In Florida, meanwhile, the number of children in out-of-home care declined by 33 percent from 2006 to 2014. During that time, the percentage of children in Florida group care remained steady at 11 percent.

"Although the appropriate use of (residential group care) has been a subject of longstanding debate, most child welfare experts, including practitioners, researchers, and advocacy groups, acknowledge that for some youth involved in the child welfare system, high quality group care is an essential and even life saving intervention," noted the Florida Institute for Child Welfare report.

Group homes cost the state nearly $81.7 million for approximately 2,200 children in 2013-2014 --- more than $37,000 per child. In comparison, the state rate when a foster family cared for a child aged 13 to 17 was $527 per month, or $6,324 per year.

Carole Shauffer of the San Francisco-based Youth Law Center, a noted critic of group care, said there is no justification for the spending disparity.

"You pay a group home multiple times as much as you pay a foster home with no evidence that this is a service anybody needs or is benefiting from," she said. "I don't understand how a Republican legislature and a Republican governor can even accept that."

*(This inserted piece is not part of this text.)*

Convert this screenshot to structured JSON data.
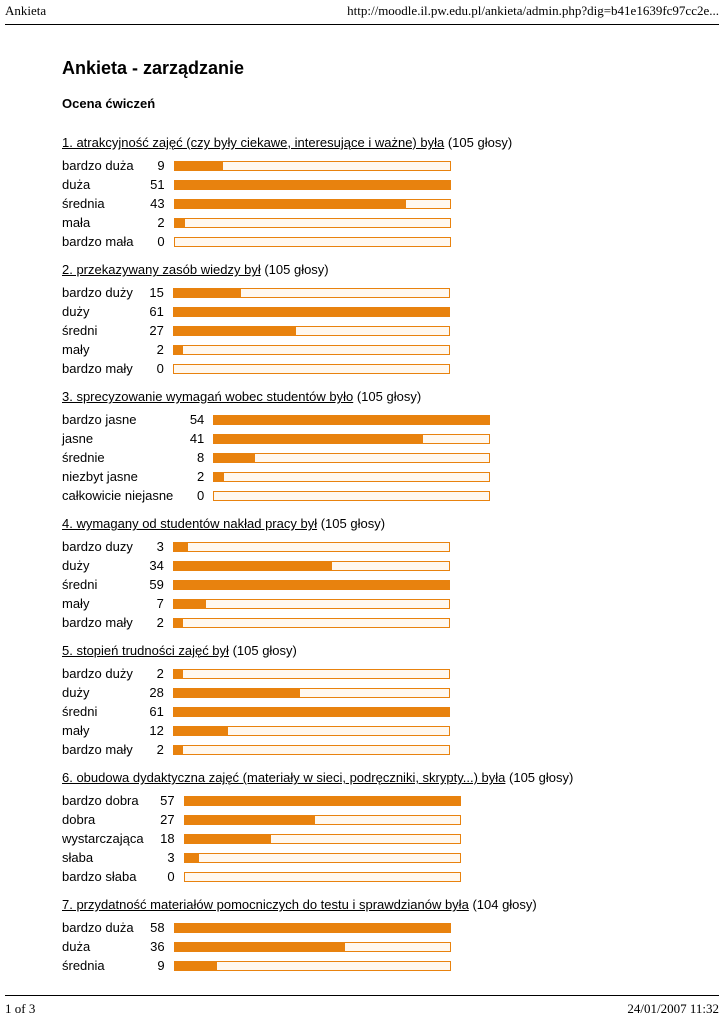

But Victoria Vangalis Zepp of the Florida Coalition for Children, which represents group homes and the community-based care lead agencies that contract with them, said that doesn't take into account the extra services that foster families receive.

"The reason they use group care is that at a lot of group homes, (children) get compete wraparound services," she said. "When someone goes into a foster family, then all the wraparound services --- mental health, counseling, therapeutic counseling, medically fragile --- all of those services are over and above what is then paid to that foster family. So, many times, that's not the way the math works out."

Shelley Katz, chief operating officer of the Children's Home Society of Florida, which operates a number of group homes, said providers would need help from the state to provide the services being discussed in the failed "continuum of care" bill.

As to Carroll's plans to push ahead with changes to group care, Katz said, "I think it will get the buy-in it needs from providers if there are some assurances that the providers will be given rates that support the quality of care that's desired. And if that is not part of the equation, then providers are just looking to fail … because we're agreeing to something we cannot deliver."